A few years back you couldn’t move for this type of game. Melbourne House gevan it all with Way Of The Exploding Fist in 1985, a game still rightly regarded as a classic, and one which is, in many ways, superior to this offering.

Oriental Games shapes up like a combat title built along the Epyx lines of several smaller games – yet it doesn’t offer enough variety to truly qualify in this field. There are only three fight options: Kendo, Kung Fu and Kyo Kushin-Kai, the latter two being uncomfortably similar to play.

The game unfurls with a picture of a dojo, or fighting school which ou enter to choose which competition you wish to take part in.
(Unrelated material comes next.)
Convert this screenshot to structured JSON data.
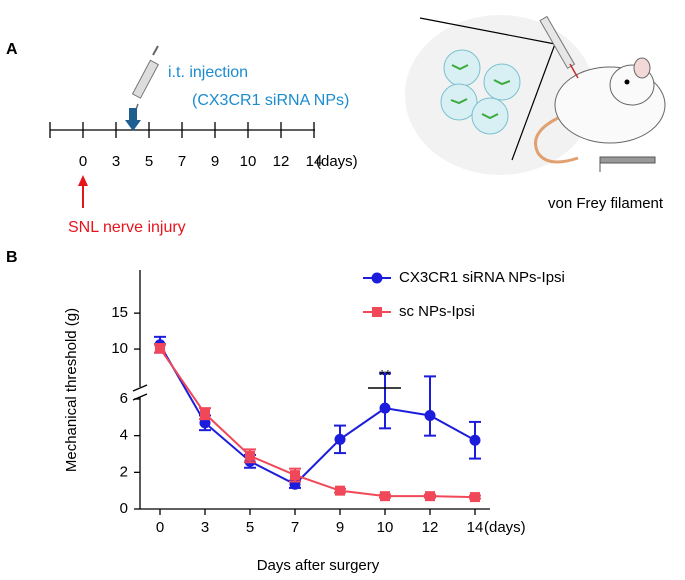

A neat registration sequence occurs which has a large baseball-hatted figure dropping his kit and typing his details when a secretary swings a screen towards him. It wets the appetite for more such interludes, but they don’t ever arrive.

This sequence allows you to set the parameters of the game. You can settle to play individual sports or enter them all, change the difficulty levels, and compete head-to-head or with the computer.

Where Oriental Games does seem to offer something, it is illusory. You are given the option to program moves into the joystick – the sixteen pre-programmed ones you are offered are more than adequate, but this allows you to put together multiple moves of up to four actions. Fun but ultimately pointless.

From here it’s into the games. Of these Kung Fu is the most entertaining, although it never supersedes the fun offered by any of the top 8 bit efforts like International Karate. Kendo is average, but once again you’re forced to compare what is essentially a sword fighting game against Barbarian. No contest.

Part of the problem is Oriental Games’ graphics. Whilst it has some nice touches (flashguns pop in the crowd as the fighter battle it out) the figures are small and hence there’s little to gasp at in animation terms, and the backgrounds don’t exactly leap out at you.

The challenge Oriental Games sets is tough enough, although it’s noticeable that it becomes increasingly difficult to manoeuvre your fighter as you progress, but what makes it an average product is that it siply doesn’t cut it as a 16 bit version of a classic genre.